Heller, however, was no doctrinaire expansionist. After leaving office in 1964, he saw clearly the danger of resurgent inflation in an overheated economy and tried vainly to persuade Lyndon Johnson to raise taxes again to pay for the Viet Nam War. Though he lost that round -- and had to watch while war-driven inflation soared -- he retained his influence as a professor, an inveterate witness before congressional committees and a counselor to Democratic politicians.

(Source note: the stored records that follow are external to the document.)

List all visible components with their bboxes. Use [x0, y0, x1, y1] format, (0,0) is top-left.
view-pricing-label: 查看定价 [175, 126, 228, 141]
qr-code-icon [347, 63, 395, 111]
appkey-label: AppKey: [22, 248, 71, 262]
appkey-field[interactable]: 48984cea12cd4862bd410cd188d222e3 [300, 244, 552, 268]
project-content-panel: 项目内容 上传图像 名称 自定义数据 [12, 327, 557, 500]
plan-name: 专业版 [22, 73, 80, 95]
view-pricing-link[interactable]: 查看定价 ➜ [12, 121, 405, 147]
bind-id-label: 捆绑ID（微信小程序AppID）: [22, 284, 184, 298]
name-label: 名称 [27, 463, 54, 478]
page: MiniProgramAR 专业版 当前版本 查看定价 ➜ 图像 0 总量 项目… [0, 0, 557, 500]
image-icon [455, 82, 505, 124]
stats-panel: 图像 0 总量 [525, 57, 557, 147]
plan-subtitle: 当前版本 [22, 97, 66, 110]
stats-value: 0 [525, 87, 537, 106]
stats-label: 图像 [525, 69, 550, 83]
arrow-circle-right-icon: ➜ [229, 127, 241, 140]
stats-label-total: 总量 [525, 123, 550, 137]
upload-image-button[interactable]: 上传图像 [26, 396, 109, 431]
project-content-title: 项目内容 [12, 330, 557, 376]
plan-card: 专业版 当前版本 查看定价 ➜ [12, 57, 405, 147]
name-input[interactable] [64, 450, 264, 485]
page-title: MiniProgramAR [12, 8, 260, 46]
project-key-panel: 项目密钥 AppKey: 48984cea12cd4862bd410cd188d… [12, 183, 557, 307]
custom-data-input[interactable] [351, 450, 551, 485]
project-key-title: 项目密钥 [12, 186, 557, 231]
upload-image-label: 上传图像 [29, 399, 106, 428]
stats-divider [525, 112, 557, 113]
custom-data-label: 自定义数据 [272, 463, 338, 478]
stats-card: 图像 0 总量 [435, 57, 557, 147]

A native of Buffalo, the tall (6 ft. 4 in.) Heller earned his Ph.D. at the University of Wisconsin and got his first exposure to Government as a Treasury Department economist during World War II. Throughout his career, Heller showed a genius for putting economic analysis into simple terms. He was the first to speak of "fine-tuning" the economy, and in January he described the current expansion as "halting, hesitant and haunted" by budget and trade deficits. Another trademark was his gentle wit, which often turned self-mocking. While serving in Kennedy's Camelot, he chided the public for its "Puritanical" belief in rigidly balanced budgets. When that gave rise to a classic wisecrack, "I'd rather be a Puritan than a Heller," no one repeated the gibe more happily or laughed harder than Walter. The self-deprecation, however, could not disguise his contributions. Says Paul Samuelson, the Nobel laureate who recommended him to Kennedy: "The American economy, no matter where it goes from here, is permanently different because of the Camelot years and the changes Walter helped make."